Joe Biden sues Justice Department to block release of personal recordings

The private recordings are tied to the former President's conversations with ghostwriter Mark Zwonitzer
PUBLISHED 7 DAYS AGO
Former President Joe Biden speaks to the South Carolina Democratic Party (Cover Image Source: AP | Photo by Matt Kelley)
Former President Joe Biden speaks to the South Carolina Democratic Party (Cover Image Source: AP | Photo by Matt Kelley)

Former U.S. President Joe Biden sued the U.S. Department of Justice (DOJ) on Tuesday, hoping to block the release of audio recordings and transcripts of private conversations with his 2017 memoir ghostwriter, Mark Zwonitzer. According to a report by NBC News, the situation arose after a 2024 Freedom of Information Act request by the conservative Heritage Foundation, which had filed its own lawsuit to obtain the transcripts. Earlier, the DOJ had said that such materials were exempt from disclosure.

However, under Donald Trump's second term as President, the Justice Department informed Biden of its intention to release the transcripts with minimal redactions to the Heritage Plaintiffs and to Congress on June 15. The former President has argued that such information was personal in nature and was protected under the Freedom of Information Act (FOIA) laws. "Every American, including a sitting or former Vice President, has a right to privacy in the personal conversations he has within his own home," Biden's attorney Amy Jeffress wrote in the lawsuit.



As far as the Heritage Foundation is concerned, it sought to obtain records used by then-special counsel Robert Hur to write certain passages of a 2023 report, in which he referred to the former President as "painfully slow, with Mr. Biden struggling to remember events and straining at times to read and relay his own notebook entries." The DOJ, on the other hand, believes that such information should reach the public.

"This is the most transparent Department of Justice in history, and we will fight to ensure the American people can hear these recordings and draw their own conclusions about the former President’s mental acuity before he sought the presidency," a spokesperson said. President Donald Trump took to Truth Social to call his predecessor a "crooked politician" for filing the lawsuit.



Democrats have raised several questions about the cognitive abilities of President Trump, mirroring what Republicans did with Joe Biden during the previous term. The former President had to drop out of a re-election bid due to his inability to carry on. Biden is facing pressure from the administration about the audio transcripts as well. According to a Washington Post report, the House Judiciary Committee has asked for the tapes to investigate the possible politicization of the DOJ during his term.

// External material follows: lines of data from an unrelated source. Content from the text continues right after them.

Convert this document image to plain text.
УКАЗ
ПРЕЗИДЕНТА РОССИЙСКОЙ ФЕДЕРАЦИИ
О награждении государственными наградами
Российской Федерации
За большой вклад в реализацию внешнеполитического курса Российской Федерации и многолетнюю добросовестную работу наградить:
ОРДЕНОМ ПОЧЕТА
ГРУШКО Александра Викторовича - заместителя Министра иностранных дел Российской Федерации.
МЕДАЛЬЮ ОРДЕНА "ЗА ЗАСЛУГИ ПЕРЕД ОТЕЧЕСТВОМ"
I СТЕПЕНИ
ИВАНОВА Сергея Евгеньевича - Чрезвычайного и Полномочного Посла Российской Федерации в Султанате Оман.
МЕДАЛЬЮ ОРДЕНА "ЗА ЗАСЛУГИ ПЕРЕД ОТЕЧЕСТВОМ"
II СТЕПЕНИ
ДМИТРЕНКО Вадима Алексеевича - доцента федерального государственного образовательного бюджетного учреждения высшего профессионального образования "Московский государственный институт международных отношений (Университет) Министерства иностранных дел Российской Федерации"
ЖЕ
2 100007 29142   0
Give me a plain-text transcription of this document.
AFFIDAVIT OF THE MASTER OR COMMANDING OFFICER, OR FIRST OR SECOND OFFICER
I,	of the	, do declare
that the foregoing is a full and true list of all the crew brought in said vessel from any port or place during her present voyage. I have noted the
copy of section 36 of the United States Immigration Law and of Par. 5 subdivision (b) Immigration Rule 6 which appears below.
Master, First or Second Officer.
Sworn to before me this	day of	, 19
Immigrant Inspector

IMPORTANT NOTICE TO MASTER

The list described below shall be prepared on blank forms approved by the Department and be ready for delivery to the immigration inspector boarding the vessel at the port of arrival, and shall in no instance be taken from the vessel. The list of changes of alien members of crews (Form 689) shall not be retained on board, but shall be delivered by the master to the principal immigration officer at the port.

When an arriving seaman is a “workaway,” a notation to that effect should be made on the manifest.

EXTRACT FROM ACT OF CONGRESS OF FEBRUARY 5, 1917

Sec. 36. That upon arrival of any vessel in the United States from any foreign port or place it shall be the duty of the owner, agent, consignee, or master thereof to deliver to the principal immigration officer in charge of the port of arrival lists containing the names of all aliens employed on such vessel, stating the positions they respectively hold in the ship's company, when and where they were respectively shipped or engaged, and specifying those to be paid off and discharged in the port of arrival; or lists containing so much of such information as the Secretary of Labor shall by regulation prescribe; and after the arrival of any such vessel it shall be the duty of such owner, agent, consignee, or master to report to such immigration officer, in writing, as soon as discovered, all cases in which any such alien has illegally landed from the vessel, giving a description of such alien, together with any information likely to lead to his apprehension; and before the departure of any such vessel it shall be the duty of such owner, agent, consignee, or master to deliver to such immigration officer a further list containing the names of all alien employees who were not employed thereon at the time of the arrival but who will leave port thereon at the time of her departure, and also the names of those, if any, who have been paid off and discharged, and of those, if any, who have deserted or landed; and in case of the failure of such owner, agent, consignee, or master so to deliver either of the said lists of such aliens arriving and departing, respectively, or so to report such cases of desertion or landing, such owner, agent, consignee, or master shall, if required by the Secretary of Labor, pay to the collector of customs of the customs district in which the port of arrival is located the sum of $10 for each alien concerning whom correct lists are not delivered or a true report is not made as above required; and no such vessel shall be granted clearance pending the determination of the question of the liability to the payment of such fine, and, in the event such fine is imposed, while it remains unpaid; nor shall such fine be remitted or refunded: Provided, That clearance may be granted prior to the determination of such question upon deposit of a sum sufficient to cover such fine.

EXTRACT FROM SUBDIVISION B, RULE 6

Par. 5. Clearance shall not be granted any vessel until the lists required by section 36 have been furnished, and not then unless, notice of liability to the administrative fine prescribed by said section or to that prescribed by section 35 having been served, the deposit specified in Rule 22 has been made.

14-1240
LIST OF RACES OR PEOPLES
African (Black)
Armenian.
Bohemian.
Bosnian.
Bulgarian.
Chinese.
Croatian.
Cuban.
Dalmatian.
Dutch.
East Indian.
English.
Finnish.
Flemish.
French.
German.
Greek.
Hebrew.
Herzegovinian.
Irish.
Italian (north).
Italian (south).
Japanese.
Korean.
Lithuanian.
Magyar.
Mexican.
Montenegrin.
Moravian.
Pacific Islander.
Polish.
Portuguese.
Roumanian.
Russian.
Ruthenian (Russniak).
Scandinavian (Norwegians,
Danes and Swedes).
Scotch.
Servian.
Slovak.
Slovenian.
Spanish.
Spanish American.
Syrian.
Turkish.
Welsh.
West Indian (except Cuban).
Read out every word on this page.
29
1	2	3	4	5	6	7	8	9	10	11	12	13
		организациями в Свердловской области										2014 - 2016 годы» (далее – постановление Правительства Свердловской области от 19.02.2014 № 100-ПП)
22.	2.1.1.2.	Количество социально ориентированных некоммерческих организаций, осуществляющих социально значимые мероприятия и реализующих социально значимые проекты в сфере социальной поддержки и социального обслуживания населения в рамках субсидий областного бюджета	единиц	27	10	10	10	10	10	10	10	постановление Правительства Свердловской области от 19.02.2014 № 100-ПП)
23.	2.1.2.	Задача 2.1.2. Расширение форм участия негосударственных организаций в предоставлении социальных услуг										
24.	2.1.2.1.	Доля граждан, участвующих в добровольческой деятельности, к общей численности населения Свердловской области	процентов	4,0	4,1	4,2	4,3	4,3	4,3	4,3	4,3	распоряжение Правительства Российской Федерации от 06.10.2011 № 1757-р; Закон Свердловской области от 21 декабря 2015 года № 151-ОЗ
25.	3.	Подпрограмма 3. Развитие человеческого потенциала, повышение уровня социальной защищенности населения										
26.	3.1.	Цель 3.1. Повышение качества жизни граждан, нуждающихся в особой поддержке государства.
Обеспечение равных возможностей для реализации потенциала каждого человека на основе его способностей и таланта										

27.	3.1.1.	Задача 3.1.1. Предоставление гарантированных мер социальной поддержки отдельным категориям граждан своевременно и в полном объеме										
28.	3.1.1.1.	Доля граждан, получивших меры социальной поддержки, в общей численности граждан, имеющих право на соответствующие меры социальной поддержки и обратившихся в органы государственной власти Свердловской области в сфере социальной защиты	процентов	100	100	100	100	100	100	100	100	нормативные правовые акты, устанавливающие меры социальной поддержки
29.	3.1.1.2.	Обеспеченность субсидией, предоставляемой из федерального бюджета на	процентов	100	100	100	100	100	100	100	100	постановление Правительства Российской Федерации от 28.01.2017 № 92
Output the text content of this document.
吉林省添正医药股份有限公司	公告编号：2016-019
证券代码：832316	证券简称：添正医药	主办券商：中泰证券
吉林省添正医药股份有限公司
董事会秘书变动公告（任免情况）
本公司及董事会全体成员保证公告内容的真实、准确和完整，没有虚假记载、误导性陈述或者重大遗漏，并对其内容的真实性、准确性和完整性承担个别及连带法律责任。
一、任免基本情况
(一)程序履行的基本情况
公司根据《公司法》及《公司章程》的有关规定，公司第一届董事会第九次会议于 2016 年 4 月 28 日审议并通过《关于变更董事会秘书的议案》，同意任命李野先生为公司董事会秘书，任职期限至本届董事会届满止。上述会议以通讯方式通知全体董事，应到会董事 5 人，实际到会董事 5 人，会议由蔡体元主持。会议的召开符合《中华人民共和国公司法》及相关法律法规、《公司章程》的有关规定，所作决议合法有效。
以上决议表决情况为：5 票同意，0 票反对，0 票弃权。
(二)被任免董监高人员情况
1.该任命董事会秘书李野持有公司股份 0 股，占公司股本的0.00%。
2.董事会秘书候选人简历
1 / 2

"The Materials long predate the Special Counsel investigation over which the Committee purports to be conducting oversight and could not possibly shed light on the 'politicization of the Biden-Garland Department of Justice' — the Committee’s stated purpose," Biden's lawsuit stated. The audio of the former President's interview with Hur was leaked to the media last year, and the report states that it confirmed his memory issues and cognitive shortcomings.

Donald Trump and Joe Biden during a Presidential debate. (Image credit: AP | Photo by Gerald Herbert)
Donald Trump and Joe Biden during a Presidential debate. (Image credit: AP | Photo by Gerald Herbert)

The lawsuit was filed on Tuesday by Biden's legal team in federal court in D.C., accusing the DOJ of reversing its earlier stance of not making the records public. That stance was taken when Biden himself was the President. Now, his lawyers argue that it would be a violation of federal privacy laws.